Las últimas dos décadas se caracterizaron por una enorme pérdida de efectivos y de influencia del sindicalismo, por un aumento general de la desocupación estructural (y especialmente de la juvenil y del desempleo de larga duración), y por una drástica disminución del número de horas de huelga, así como de los trabajadores que en ellas participaron. El año que acaba de desaparecer, felizmente, trae en este campo algunas novedades, como las huelgas en EU de transportistas, de empleados de McDonald's, de braceros mexicanos recolectores de manzanas; también las huelgas francesas, así como la continuidad que ya han adquirido las marchas y movilizaciones paneuropeas contra el paro.
Las primeras, en efecto, muestran una importante novedad en el sindicalismo estadunidense que no se concentra ya exclusivamente en las grandes empresas de la industria pesada o semipesada, como el automóvil, sino que revela una nueva comprensión del papel estratégico de las comunicaciones en la época de las dificultades de venta y del just in time (caso de los transportistas); también un nuevo enfoque internacionalista (la preocupación por las condiciones de trabajo y salariales de otros países y por las de los inmigrantes), así como una nueva visión política del papel del sindicato como centro de cultura solidaria, de agregación y de democracia (caso de los braceros y la lucha por sus derechos humanos y civiles).
Las francesas, en cambio, muestran la solidaridad de la población con una lucha que no parece algo meramente gremial, sino una expresión más del combate por la égalité y la liberté que los franceses sólo conocen en La Marsellesa. Pero la lucha contra la desocupación es aún más importante, y no sólo porque en el ``trabajar menos para que trabajen todos'', de los franceses o los italianos, se expresa la defensa de una concepción de clase y solidaridad que el capital debe eliminar a toda costa, sino también porque el ``pensamiento único'' neoliberal ha eliminado la idea del empleo de sus preocupaciones y sacrifica la ocupación a la estabilidad monetaria, a las finanzas y a los resultados macroeconómicos.
En efecto, para la mayor parte de los gobiernos, la desocupación, que hace unas décadas era el mayor de los males, aparece ahora como una ventaja competitiva, pues se ilusionan con que ésta reduce la inflación así como la demanda interna a favor de las exportaciones y rompe el poder sindical, que impediría el libre juego de la oferta y la demanda en el mercado de trabajo mediante una sana ``flexibilidad'' (como la que imperaba en tiempos de Dickens y de Emile Zola).

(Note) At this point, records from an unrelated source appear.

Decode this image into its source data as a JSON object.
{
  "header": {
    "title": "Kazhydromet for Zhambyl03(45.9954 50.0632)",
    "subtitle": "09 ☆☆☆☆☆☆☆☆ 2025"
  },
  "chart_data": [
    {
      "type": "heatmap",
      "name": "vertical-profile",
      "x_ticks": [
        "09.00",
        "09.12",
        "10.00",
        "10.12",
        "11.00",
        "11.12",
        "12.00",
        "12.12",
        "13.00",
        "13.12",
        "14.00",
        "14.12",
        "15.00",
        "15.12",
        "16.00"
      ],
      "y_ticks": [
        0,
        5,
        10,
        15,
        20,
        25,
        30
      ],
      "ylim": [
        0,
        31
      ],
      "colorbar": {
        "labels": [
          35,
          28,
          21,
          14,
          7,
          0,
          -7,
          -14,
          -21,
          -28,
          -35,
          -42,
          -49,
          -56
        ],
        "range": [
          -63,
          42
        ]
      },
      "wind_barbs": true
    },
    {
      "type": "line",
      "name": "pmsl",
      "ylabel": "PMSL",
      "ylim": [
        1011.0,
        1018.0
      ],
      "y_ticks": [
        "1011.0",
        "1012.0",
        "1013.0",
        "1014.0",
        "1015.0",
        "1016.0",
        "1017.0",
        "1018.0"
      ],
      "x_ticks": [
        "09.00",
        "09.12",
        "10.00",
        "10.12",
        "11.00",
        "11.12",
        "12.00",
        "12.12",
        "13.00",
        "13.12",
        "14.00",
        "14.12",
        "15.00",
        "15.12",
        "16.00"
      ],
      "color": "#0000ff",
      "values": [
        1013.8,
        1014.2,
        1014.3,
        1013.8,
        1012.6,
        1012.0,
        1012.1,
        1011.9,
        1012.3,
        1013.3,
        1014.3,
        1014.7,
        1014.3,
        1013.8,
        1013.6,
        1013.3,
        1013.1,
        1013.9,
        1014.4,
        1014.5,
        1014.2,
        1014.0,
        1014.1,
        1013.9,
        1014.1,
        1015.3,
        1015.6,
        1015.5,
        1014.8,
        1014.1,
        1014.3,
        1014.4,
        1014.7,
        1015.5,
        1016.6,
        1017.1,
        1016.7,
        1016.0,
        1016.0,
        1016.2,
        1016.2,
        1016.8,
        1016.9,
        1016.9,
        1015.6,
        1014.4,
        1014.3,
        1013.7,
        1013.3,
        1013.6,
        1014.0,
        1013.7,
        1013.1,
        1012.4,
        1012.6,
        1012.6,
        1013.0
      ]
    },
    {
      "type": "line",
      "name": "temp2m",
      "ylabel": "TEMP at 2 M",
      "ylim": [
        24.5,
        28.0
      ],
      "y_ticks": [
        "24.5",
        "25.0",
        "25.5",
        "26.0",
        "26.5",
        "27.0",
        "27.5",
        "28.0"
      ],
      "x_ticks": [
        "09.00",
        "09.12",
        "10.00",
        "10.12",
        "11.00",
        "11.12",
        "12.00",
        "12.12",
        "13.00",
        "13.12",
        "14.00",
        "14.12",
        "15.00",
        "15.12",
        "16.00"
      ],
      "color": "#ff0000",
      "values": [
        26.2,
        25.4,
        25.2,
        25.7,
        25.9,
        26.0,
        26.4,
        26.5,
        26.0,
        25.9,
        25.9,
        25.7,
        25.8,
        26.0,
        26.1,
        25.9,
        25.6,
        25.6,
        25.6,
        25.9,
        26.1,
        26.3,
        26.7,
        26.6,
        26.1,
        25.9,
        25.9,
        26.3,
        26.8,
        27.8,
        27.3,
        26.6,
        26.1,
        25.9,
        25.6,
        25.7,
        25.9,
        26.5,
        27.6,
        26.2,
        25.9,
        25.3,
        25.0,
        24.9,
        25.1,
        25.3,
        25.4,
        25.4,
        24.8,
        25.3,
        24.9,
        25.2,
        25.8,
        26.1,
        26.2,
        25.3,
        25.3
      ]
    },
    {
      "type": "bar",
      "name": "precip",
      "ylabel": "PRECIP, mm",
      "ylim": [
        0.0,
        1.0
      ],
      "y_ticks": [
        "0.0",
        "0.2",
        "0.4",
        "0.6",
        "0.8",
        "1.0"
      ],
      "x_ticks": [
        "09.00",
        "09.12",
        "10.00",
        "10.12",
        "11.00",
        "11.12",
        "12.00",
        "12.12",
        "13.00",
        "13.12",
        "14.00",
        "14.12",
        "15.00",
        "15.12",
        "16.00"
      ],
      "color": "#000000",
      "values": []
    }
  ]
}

Esta visión técnica y monetarista hasta ahora ha sido común entre los sectores y las clases gobernantes. Pero la crisis la ha asustado y también las primeras reacciones sociales que se insinúan tienden a hacerlas pensar diversamente. Por eso los países de la Unión Europea, es decir, de la primera potencia comercial e industrial del mundo, reunidos en Viena, decidieron dar prioridad a la lucha contra la desocupación y no a la estabilidad monetaria. Ahora bien, planificar una lucha común por un objetivo social utilizando los Estados y a ese ``semiestado'' que es la UE, significa romper con los dogmas principales del neoliberalismo, según el cual el Estado no debe intervenir en el mercado de trabajo (sino para bajar los salarios reales y las conquistas seculares), ni debe tener políticas sociales, que distorsionan el mercado y desvían los capitales de la acumulación, sino que debe cubrir -parcialmente y con la simple caridad-, las lacras que produce el sistema y no para corregirlas, sino para retardar las protestas. De modo que no estamos ante una ``tercera vía'' (libre mercado más solidaridad social), sino ante concesiones que, como todas las conquistas obreras de la historia, han sido arrancadas a los gobiernos y al capital. Estas atacan las bases mismas de la ideología y de la moral que sustenta la utilización por el capital financiero de las transformaciones técnicas (en las comunicaciones, sobre todo), sociales y económicas que dieron origen a la mundialización.
Eso, todavía en ciernes, todavía parcial, es lo nuevo que dejó el Año Viejo. Si se necesitase un ejemplo mejor, se podría recordar Corea del Sur, que ahora es modelo no para el capital sino para el nuevo sindicalismo o la generalización laboriosa de la reducción de la jornada semanal de trabajo en toda Europa. ¡Por consiguiente, feliz 1999!